Boulevard Haussman, in Paris, the department stores are, like every year, adorned with their festive clothes as Christmas approaches: twelve illuminated windows as well as the traditional and huge Christmas tree have taken place at Galeries Lafayette for the reopening of the stores. scheduled for Saturday, November 28, at 10 a.m., after a month of confinement.

"Four weeks before the holidays, this is very good news", rejoices Yohann Petiot, general manager of Alliance du commerce, which brings together department stores and clothing and shoe stores, interviewed by France 24. " Now we will do everything to save Christmas ".

"Very difficult year"

After three months of the curtains drawn, "2020 has been a very difficult year for department stores," he admits.

In the columns of the World, in November, the general manager of the Galeries Lafayette group, Nicolas Houzé, assessed the loss "at half" of turnover over the whole year.

However, the company was able to benefit from the opening of the DIY department at BHV, Lafayette Gourmet on Boulevard Haussmann and the Italian grocery store Eataly.

The situation is much bleaker, however, for Le Printemps, which this week announced a social plan aimed at ensuring the sustainability of its activities.

Seven stores are forced to close in the coming months, threatening 430 jobs - out of the 3,000 in the group.

This restructuring is not only due to the Covid-19 crisis: a group that has been losing ground for several years and a clothing market that has fallen by 15% for ten years.

"Then came economic problems: the attacks, demonstrations of yellow vests, strikes, deciphers a spokesperson for Printemps. The Covid has worsened an already dramatic situation."

The aid granted by the State, such as partial unemployment or the device for commercial leases for the month of November, partially absorb the losses due to the health crisis.

"But there is no measure for stocks, nuance Yohann Petiot. We must manage to sell them".  

Foreigners, 40% to 50% of customers in department stores

For this, the director general of the Alliance du commerce now hopes that customers will be at the rendezvous in department stores, "in solidarity", to help raise the bar.

But in the aisles of luxury products, saleswomen will have to focus on Parisian customers, since foreign tourists, used to strolling and shopping, are still not allowed to travel to France.
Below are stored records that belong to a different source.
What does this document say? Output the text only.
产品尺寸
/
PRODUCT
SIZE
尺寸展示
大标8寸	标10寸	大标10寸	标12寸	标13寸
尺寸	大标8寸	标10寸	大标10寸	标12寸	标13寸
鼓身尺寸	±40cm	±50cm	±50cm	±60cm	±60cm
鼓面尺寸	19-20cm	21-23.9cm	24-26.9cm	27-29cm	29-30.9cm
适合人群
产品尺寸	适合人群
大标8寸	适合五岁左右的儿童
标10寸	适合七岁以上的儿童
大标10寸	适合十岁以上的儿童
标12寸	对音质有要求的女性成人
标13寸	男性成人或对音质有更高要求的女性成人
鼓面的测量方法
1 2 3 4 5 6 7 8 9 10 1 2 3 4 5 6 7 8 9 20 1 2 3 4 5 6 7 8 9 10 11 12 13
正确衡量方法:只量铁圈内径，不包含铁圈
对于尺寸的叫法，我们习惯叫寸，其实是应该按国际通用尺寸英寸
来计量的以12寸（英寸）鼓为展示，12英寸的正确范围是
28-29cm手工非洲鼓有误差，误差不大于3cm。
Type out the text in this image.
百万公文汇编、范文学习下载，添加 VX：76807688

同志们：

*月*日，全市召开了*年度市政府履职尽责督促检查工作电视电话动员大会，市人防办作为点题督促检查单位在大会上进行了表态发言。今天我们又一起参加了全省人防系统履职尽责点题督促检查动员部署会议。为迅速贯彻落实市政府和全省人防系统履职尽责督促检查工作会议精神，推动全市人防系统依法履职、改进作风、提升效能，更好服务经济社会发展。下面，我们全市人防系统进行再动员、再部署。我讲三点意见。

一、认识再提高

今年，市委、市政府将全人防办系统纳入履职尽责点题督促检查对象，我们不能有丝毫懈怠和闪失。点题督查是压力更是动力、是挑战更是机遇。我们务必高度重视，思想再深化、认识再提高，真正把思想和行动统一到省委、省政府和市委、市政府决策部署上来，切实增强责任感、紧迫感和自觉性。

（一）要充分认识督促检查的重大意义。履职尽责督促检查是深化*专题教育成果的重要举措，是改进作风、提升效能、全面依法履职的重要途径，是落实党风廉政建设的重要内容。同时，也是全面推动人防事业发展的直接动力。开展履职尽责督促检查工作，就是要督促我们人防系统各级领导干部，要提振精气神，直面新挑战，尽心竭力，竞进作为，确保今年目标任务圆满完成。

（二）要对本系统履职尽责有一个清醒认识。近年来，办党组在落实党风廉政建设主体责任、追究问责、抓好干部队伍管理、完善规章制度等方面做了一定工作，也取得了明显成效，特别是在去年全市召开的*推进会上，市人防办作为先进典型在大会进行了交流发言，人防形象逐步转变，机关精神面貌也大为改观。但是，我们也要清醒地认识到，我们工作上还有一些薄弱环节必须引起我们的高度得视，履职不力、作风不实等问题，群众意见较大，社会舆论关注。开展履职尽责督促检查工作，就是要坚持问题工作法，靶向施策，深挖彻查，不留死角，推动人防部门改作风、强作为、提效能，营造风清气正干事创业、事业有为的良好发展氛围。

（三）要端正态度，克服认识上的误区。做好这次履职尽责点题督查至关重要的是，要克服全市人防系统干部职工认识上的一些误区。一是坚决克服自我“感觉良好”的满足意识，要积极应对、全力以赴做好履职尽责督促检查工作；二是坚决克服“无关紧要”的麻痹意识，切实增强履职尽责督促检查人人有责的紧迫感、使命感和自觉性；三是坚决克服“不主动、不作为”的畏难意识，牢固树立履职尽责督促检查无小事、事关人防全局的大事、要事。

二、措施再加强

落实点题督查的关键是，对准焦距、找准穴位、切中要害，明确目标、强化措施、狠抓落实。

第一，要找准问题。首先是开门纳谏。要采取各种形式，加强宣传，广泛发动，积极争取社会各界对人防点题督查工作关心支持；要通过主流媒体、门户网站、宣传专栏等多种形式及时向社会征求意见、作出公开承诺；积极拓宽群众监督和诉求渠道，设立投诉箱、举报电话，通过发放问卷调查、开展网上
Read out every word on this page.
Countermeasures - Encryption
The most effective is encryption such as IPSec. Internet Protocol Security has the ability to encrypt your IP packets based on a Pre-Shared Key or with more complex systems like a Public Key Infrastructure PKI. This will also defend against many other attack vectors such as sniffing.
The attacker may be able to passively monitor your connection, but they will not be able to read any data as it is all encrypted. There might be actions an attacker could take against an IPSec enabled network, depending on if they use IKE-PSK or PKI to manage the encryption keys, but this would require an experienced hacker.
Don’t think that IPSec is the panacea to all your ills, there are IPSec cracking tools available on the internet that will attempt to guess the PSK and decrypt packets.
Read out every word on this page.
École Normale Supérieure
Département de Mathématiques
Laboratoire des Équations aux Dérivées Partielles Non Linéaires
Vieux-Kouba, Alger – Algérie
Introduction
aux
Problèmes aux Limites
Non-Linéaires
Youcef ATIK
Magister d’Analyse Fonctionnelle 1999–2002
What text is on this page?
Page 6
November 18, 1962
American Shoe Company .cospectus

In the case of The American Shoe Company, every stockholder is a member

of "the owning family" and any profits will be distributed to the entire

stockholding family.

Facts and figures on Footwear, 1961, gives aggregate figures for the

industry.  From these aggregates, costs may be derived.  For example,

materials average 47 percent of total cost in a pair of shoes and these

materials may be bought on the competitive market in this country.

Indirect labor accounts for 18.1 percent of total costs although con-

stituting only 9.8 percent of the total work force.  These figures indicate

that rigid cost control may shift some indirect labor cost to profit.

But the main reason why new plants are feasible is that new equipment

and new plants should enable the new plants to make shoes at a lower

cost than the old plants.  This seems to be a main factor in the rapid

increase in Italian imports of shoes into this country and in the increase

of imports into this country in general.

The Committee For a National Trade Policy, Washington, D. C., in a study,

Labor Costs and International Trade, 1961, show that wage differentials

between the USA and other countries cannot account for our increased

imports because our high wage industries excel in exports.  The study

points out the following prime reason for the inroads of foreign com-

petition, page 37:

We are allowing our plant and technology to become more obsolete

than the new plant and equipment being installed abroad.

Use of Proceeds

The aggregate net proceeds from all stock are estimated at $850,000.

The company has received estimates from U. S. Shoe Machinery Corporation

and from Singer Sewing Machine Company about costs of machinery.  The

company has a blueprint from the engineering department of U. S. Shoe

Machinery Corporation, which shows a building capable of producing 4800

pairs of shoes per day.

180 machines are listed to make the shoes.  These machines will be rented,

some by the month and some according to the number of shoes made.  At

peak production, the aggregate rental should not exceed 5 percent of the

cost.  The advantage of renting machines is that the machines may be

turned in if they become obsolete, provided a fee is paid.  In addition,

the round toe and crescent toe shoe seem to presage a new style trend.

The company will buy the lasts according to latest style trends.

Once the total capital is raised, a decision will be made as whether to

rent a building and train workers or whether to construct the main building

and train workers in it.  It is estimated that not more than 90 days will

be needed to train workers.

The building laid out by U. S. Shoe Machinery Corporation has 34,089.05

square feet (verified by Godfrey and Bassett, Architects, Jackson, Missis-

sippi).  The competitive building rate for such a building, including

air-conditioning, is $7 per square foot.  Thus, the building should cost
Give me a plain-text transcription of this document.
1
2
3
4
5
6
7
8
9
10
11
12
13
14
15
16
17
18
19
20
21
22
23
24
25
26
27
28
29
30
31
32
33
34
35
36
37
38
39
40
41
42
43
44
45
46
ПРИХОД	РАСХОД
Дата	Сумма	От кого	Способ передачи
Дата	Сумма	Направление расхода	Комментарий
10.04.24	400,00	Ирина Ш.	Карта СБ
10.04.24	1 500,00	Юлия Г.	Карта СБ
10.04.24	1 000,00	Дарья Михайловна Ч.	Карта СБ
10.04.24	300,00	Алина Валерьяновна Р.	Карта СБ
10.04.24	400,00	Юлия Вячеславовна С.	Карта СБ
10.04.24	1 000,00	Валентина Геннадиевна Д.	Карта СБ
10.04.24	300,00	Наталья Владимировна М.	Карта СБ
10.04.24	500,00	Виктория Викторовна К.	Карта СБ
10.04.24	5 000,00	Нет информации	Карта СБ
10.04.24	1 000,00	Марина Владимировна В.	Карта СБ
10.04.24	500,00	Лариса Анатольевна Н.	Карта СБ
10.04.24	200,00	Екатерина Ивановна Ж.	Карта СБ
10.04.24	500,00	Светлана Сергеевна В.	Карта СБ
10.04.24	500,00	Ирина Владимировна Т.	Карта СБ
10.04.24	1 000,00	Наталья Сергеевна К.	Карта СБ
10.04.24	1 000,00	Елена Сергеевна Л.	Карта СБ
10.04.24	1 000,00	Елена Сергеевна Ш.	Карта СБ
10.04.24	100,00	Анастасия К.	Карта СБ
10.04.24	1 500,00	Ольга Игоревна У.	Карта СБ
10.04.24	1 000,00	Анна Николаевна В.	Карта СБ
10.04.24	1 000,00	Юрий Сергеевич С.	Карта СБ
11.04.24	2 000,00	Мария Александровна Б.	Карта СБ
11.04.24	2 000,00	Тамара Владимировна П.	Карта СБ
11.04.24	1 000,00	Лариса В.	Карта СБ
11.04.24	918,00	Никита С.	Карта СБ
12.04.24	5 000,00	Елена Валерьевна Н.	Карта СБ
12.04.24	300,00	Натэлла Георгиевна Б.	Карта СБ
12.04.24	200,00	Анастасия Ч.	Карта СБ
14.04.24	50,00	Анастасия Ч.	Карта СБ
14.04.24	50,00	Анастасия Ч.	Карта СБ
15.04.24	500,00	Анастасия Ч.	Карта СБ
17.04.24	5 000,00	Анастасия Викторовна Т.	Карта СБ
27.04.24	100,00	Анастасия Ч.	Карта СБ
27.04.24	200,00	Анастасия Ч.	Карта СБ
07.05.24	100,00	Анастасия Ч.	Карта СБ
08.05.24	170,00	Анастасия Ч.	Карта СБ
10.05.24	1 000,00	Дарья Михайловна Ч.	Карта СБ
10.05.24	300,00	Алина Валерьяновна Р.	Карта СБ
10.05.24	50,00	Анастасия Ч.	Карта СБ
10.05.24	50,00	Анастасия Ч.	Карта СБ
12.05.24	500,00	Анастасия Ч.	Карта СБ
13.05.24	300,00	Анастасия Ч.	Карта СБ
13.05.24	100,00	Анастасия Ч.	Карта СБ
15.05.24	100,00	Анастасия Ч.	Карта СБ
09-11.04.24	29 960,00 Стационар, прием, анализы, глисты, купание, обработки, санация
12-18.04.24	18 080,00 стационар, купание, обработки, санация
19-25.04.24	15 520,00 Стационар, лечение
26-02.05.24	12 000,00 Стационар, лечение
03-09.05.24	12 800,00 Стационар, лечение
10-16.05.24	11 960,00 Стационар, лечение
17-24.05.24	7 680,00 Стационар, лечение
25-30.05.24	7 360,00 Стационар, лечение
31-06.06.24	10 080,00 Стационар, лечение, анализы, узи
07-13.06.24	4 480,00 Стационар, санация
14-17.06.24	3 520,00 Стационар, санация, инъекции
"This represents a big shortfall: since it represents 40% to 50% of the public, he says. With the exception of BHV and Bon Marché which are more oriented towards a Parisian clientele."

Since the 1980s, department stores - which have existed for over a century - have always relied on this high-end foreign clientele, analyzes Sabine Heitz-Spahn, teacher-researcher in marketing at the University of Lorraine specializing in shops of downtown.

"This clientele is motivated by the pleasure of buying luxury products with less tax, of course, but they also come to discover the majesty of the place. It is a real tourist experience."

Today, however, these old houses suffer from this strong dependence on foreign consumers, to the point of having missed the turn of digital transformation.

"The management has not bet on digital in recent years. Result: they have invested little in digital tools, even before the Covid-19, estimates the researcher. It was a real strategic error."

"The Covid-19, an accelerator in digital transformation"

Containment requires, flagships have had to dive into distance selling services: click & collect, e-reservation, online shopping, personal shopper in video.

"The Covid-19 crisis has been an accelerator in digital transformation," notes Yohann Petiot.

After the first confinement, the saleswomen of the Galeries Lafayette Champs-Elysées learned to focus on a more local clientele, and in particular the millennials [the generation of 17-35, born at the turn of the millennium, Editor's note], by attracting them via the social networks.

"We have highlighted the flagship products of our collections via Story on Instagram", says a head of ready-to-wear, who prefers to remain anonymous.

"It's up to us to recreate the urge."

While waiting for the return of foreign customers, expected in the second half of 2021, it is time for optimism.

The end of the second confinement comes with a ray of hope: the possibility of a vaccine in the coming months.

"For us, concludes Yohann Petiot, it is the possibility of regaining an international activity."